Não bastasse a comoção popular, a santa trouxe como adereço aquilo que ficou
conhecido como "Os três segredos" - mensagens com tons de presságios,
predições que marcariam de forma indelével o destino da humanidade. Alguns
acreditam que dois deles já teriam se realizado, o terceiro aguarda o
momento de se por a descoberto. Qualquer evento pode ser
interpretado como sendo um dos 'segredos', conforme os interesses em jogo. Por
exemplo, não me parece casual - não é - o primeiro deles se referir (e
coincidir) com o fim da Primeira Guerra. Não tem nada de transcendente nisso,
mas de oportuna conveniência.
Estudos sócio-antropológicos relacionados às chamadas 'aparições
marianas' avaliam como sendo um fenômeno de fim de milênio, e que as mensagens embutidas invariavelmente apresentariam teor apocalíptico.
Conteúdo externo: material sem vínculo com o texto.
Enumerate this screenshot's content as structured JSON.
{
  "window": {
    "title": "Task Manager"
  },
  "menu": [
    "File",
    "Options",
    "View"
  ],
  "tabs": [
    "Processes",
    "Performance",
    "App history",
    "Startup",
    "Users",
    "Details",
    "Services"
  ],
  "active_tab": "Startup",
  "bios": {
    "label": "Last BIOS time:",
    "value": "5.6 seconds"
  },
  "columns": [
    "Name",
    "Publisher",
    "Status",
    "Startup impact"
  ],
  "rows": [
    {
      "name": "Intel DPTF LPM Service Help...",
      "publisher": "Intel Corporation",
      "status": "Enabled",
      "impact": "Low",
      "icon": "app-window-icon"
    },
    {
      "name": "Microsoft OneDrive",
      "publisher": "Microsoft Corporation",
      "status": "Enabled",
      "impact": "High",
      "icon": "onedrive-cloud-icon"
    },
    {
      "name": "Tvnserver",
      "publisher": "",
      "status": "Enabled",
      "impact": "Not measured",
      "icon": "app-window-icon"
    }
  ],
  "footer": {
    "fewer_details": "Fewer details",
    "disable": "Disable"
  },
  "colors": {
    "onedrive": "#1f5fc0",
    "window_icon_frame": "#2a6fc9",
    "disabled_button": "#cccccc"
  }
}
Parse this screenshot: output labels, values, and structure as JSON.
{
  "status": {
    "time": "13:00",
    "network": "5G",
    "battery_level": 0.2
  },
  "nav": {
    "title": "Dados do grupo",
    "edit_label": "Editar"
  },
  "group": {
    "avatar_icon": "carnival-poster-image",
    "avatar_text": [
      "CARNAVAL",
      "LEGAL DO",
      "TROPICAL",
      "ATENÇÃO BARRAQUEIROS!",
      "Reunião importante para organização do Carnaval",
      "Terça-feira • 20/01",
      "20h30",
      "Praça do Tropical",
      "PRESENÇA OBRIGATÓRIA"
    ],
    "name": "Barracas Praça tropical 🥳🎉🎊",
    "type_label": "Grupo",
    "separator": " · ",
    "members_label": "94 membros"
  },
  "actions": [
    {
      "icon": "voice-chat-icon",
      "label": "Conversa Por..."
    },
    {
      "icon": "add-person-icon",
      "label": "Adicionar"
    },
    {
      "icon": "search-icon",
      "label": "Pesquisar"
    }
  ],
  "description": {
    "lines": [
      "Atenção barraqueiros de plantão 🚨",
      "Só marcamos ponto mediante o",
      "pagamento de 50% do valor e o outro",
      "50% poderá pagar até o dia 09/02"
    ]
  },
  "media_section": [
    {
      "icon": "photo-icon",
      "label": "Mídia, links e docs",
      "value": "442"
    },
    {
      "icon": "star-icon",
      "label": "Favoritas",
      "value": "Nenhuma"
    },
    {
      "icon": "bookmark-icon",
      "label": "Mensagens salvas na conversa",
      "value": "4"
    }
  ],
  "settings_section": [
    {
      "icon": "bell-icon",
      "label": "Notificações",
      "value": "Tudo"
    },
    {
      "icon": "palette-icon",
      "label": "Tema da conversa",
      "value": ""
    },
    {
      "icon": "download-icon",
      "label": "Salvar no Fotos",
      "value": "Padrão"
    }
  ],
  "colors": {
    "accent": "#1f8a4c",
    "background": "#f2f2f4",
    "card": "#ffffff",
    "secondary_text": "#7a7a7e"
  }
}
Não é
coincidência, de novo, que seja o mesmo conteúdo das mensagens extraterrestres. Estas bebem naquelas, e nenhuma delas é verdadeira. Não estou dizendo que Fátima seja de
natureza extraterrestre, é óbvio, mas terrestre também não é, pois ela não é real em sua materialidade original. Fátima é, neste sentido, "virtual". Sua origem é, de fato, metafísica.
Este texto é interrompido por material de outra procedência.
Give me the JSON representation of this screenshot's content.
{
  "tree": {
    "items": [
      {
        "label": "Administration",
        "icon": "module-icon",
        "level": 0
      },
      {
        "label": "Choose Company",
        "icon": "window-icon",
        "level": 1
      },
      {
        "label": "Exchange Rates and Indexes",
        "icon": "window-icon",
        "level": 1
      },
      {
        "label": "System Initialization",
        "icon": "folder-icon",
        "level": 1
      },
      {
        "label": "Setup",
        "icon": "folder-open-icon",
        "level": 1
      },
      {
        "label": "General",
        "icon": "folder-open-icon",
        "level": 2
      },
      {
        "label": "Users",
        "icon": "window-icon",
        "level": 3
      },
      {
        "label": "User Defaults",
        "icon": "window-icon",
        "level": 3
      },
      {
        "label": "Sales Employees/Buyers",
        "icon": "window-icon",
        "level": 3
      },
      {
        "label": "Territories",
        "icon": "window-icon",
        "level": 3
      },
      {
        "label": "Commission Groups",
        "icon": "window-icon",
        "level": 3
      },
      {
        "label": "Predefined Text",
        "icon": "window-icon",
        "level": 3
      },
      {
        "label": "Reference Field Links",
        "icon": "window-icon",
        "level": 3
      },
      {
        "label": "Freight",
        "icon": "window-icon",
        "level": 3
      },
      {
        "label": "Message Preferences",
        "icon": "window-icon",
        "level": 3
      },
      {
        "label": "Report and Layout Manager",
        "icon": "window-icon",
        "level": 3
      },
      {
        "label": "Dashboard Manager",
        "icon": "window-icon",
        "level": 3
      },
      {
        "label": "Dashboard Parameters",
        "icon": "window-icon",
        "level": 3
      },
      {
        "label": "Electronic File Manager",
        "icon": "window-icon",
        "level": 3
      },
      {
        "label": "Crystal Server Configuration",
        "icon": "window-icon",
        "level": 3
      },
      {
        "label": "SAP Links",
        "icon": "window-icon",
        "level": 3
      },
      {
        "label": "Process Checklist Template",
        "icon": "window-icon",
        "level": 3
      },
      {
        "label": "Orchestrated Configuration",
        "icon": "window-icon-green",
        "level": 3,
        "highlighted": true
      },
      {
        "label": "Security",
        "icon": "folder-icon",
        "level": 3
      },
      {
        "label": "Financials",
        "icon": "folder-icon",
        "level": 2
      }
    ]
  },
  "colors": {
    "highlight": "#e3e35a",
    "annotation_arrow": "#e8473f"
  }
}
Para Chiron, os relatos destas supostas aparições, em grande medida, se
potencializam graças à velocidade e o alcance dos veículos de comunicação, em
sua maioria com tintas sensacionalistas e fantasiosas. Nessa mesma linha
ressalta Zinars-Swartaz: "As aparições públicas nas quais um número de
pessoas se reúne para observar um vidente em transe parece ser, ao menos no
contexto da história do cristianismo, um fenômeno peculiar dos dois últimos
séculos".
Deixemos como está. Crenças religiosas são poderosas e, neste caso,
inútil discutir, tanto quanto impossível negar sua importância para a Igreja
Católica e para os cristãos, especialmente os portugueses. Fátima tornou-se o
maior evento religioso de Portugal, e mais, talvez não seja exagero afirmar que
é o próprio "rosto" daquela nação, a sua identidade cultural. Este
blog é lido pelo amigo Joaquim Fernandes, historiador e reconhecido pesquisador
do caso, e ficaremos na expectativa de uma possível nota sua a respeito,
confirmando ou desmentindo este comentário.
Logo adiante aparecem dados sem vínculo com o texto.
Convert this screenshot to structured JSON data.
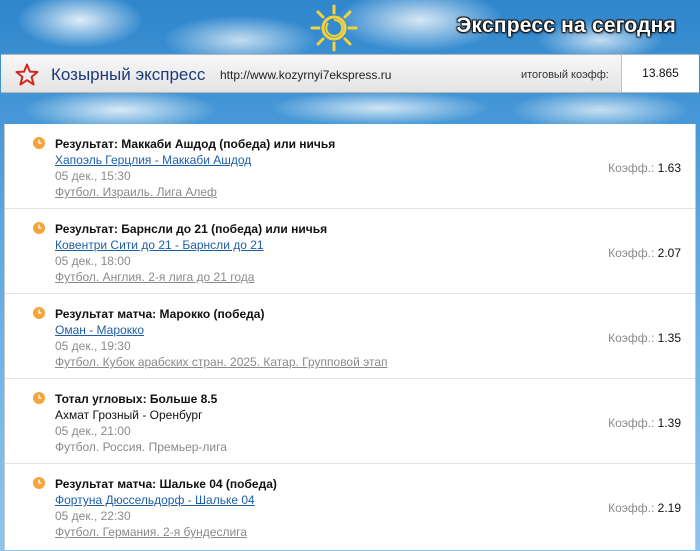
{
  "banner": {
    "title": "Экспресс на сегодня"
  },
  "header": {
    "brand": "Козырный экспресс",
    "url": "http://www.kozyrnyi7ekspress.ru",
    "total_label": "итоговый коэфф:",
    "total_value": "13.865"
  },
  "colors": {
    "accent_star": "#d0281f",
    "clock": "#f3a53b",
    "link": "#1e5ea6"
  },
  "odds_label": "Коэфф.:",
  "bets": [
    {
      "title": "Результат: Маккаби Ашдод (победа) или ничья",
      "match": "Хапоэль Герцлия - Маккаби Ашдод",
      "match_link": true,
      "date": "05 дек., 15:30",
      "league": "Футбол. Израиль. Лига Алеф",
      "league_link": true,
      "odds": "1.63"
    },
    {
      "title": "Результат: Барнсли до 21 (победа) или ничья",
      "match": "Ковентри Сити до 21 - Барнсли до 21",
      "match_link": true,
      "date": "05 дек., 18:00",
      "league": "Футбол. Англия. 2-я лига до 21 года",
      "league_link": true,
      "odds": "2.07"
    },
    {
      "title": "Результат матча: Марокко (победа)",
      "match": "Оман - Марокко",
      "match_link": true,
      "date": "05 дек., 19:30",
      "league": "Футбол. Кубок арабских стран. 2025. Катар. Групповой этап",
      "league_link": true,
      "odds": "1.35"
    },
    {
      "title": "Тотал угловых: Больше 8.5",
      "match": "Ахмат Грозный - Оренбург",
      "match_link": false,
      "date": "05 дек., 21:00",
      "league": "Футбол. Россия. Премьер-лига",
      "league_link": false,
      "odds": "1.39"
    },
    {
      "title": "Результат матча: Шальке 04 (победа)",
      "match": "Фортуна Дюссельдорф - Шальке 04",
      "match_link": true,
      "date": "05 дек., 22:30",
      "league": "Футбол. Германия. 2-я бундеслига",
      "league_link": true,
      "odds": "2.19"
    }
  ]
}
É nessa mesma paleta que se matizam anjos, mestres espirituais, 'seres de
luz', aliens e toda uma galeria de criaturas supranaturais
e fenômenos prodigiosos. Bloom assinala que são manifestações datadas de eras
medievais, pertencentes ao pensamento mágico de onde nascem as profecias, as
visões, as viagens extracorpóreas, xamanismo, curandeirismo, oráculos,
misticismo e esoterismo em geral. Deixemos como está. Tudo isto faz parte do
universo imaginário. Percebeu a sutileza do título? Crer ou não crer não é a
questão. A chave para compreender o prodigioso está no conhecimento, no racional,
no pensamento e no julgamento crítico dos fatos.
__________
Sandra L. Zindars-Swartz, Encountering Mary; from La Salette to Medjugorje. New York: Avon Books. 1992. Yves Chiron, Enquête
sur les Apparitions de la Verge. Paris, Perrin/Mame, 1995.
Cecilia L. Mariz, "Aparições da Virgem e o Fim do
Milênio", Ciencias Sociales y Religión/Ciências Sociais e
Religião. Porto Alegre, ano e, nº 4, p, 35-536, 2002.
Harold Bloom, Presságios do Milênio. Anjos, sonhos e
imortalidade. Objetiva, 1996.
Joaquim Fernandes, História Prodigiosa de Portugal. Mitos e
Maravilhas. Quidnovi, 2012.
__________. Moradas Celestes. O imaginário extraterrestre na
cultura portuguesa. Âncora, 2014.
Carlos Reis, Naus da Ilusão. Multifoco, 2016.